Auxiliar no transporte entre o Brasil e as principais capitais da
América do Sul, além de atender as necessidades das embaixadas, trazendo
com isso uma maior integração entre os países do Mercosul e do
continente sul-americano. No papel, esse é o objetivo do jato C99,
segundo a Força Aérea Brasileira (FAB). Na realidade, as funções da
aeronave vão bem mais além, sobretudo, quando diz respeito ao
atendimento a vontades e desejos de lideranças políticas nacionais. Um
exemplo disso foi o vôo feito por um C99 para levar o presidente da
Câmara dos Deputados, Henrique Eduardo Alves, do PMDB, e parte da
família, para ver a final da Copa das Confederações, entre Brasil e
Espanha, no estádio do Maracanã, no Rio de Janeiro. Essa, por sinal, foi
a notícia mais lida do portal do jornal Folha de São Paulo durante toda
a manhã de hoje.
Não era para menos, tanto que a matéria do jornalista Leandro Colon,
de São Paulo, teve repercussão imediata nas redes sociais, fazendo a
“FAB” ficar boa parte da manhã entre as palavras mais citadas no
Twitter. A informação do voo de Henrique e família, publicada primeiro
pelo noticiário paulista, por sinal, já era de conhecimento d’O Jornal
de Hoje, mas a confirmação de que havia sido num avião da Força Aérea
não tinha surgido.
Isso só aconteceu, realmente, com a Folha de SP, que chegou a
publicar até o itinerário do vôo do jato C-99: O avião veio buscar
Henrique e família em Natal, decolou às 19h30 de sexta-feira rumo ao Rio
de Janeiro e retornou no domingo, às 23h, após o jogo. Família, aí, se
compreenda como: a noiva de Henrique, Laurita Arruda, dois filhos e um
irmão dela, o publicitário Arturo Arruda, com a mulher Larissa, além de
um filho do presidente da Câmara. Um amigo de Arturo, segundo a Folha,
teria ainda conseguido “carona” de volta no vôo para Natal.

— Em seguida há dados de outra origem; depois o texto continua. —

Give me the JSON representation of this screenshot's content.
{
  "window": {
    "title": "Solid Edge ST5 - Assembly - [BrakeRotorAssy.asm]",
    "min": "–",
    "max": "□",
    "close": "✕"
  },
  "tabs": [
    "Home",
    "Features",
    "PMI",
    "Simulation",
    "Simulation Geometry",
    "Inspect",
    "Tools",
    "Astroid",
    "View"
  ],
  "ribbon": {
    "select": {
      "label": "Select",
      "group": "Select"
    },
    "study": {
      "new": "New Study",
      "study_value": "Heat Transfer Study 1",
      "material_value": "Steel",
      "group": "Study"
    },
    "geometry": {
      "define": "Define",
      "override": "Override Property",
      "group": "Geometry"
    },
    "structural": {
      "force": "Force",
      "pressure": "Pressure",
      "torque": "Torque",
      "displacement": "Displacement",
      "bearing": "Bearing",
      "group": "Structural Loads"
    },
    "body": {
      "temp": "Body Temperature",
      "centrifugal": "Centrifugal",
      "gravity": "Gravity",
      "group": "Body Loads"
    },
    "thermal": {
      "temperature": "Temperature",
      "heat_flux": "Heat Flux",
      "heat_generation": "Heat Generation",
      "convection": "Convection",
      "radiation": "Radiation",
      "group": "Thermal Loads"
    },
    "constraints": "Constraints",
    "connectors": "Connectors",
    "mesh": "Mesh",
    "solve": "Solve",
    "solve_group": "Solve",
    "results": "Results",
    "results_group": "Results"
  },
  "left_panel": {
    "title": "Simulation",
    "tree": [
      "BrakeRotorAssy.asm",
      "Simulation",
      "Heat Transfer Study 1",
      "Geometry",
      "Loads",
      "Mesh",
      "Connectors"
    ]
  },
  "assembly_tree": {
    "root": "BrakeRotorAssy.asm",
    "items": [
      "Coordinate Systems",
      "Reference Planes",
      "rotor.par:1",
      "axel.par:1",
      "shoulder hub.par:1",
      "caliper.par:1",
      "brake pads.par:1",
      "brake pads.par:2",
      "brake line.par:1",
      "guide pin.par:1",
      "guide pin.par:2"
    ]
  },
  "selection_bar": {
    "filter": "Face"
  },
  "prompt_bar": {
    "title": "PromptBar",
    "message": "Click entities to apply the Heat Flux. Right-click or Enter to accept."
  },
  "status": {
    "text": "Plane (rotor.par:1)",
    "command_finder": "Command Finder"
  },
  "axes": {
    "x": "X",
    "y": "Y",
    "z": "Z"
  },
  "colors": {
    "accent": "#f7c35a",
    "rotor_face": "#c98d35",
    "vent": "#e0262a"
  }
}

Segundo o jornal, o jato C99 tem capacidade para 14 passageiros e,
como havia lugares vagos, Henrique achou por bem convidar sete pessoas
para embarcar na viagem que, por mais que o presidente da Câmara tivesse
algum compromisso políticos na capital carioca, foram para o Rio apenas
para ver ao jogo do Brasil. Tanto é que não viram problemas em tirar
várias fotos e colocar nas mídias sociais para ilustrar a visita ao
“Maraca”.
Se os “caronas” não tinham compromissos oficiais, ainda resta a
dúvida se o parlamentar realmente tinha. Isso porque o presidente até
informou que tinha solicitado o avião porque tinha um encontro com o
prefeito Eduardo Paes (PMDB), no sábado, e “como havia disponibilidade
de espaço na aeronave, familiares acompanharam o presidente em seu
deslocamento”.
No entanto, esse encontro não foi confirmado pela assessoria de
imprensa da Câmara dos Deputados, assim como também não foi registrada
pela comunicação do prefeito carioca – a Folha ressalta que o “almoço”
entre eles realmente aconteceu e ainda mais com a presença do senador e
pré-candidato a presidência da República, Aécio Neves (PSDB-MG).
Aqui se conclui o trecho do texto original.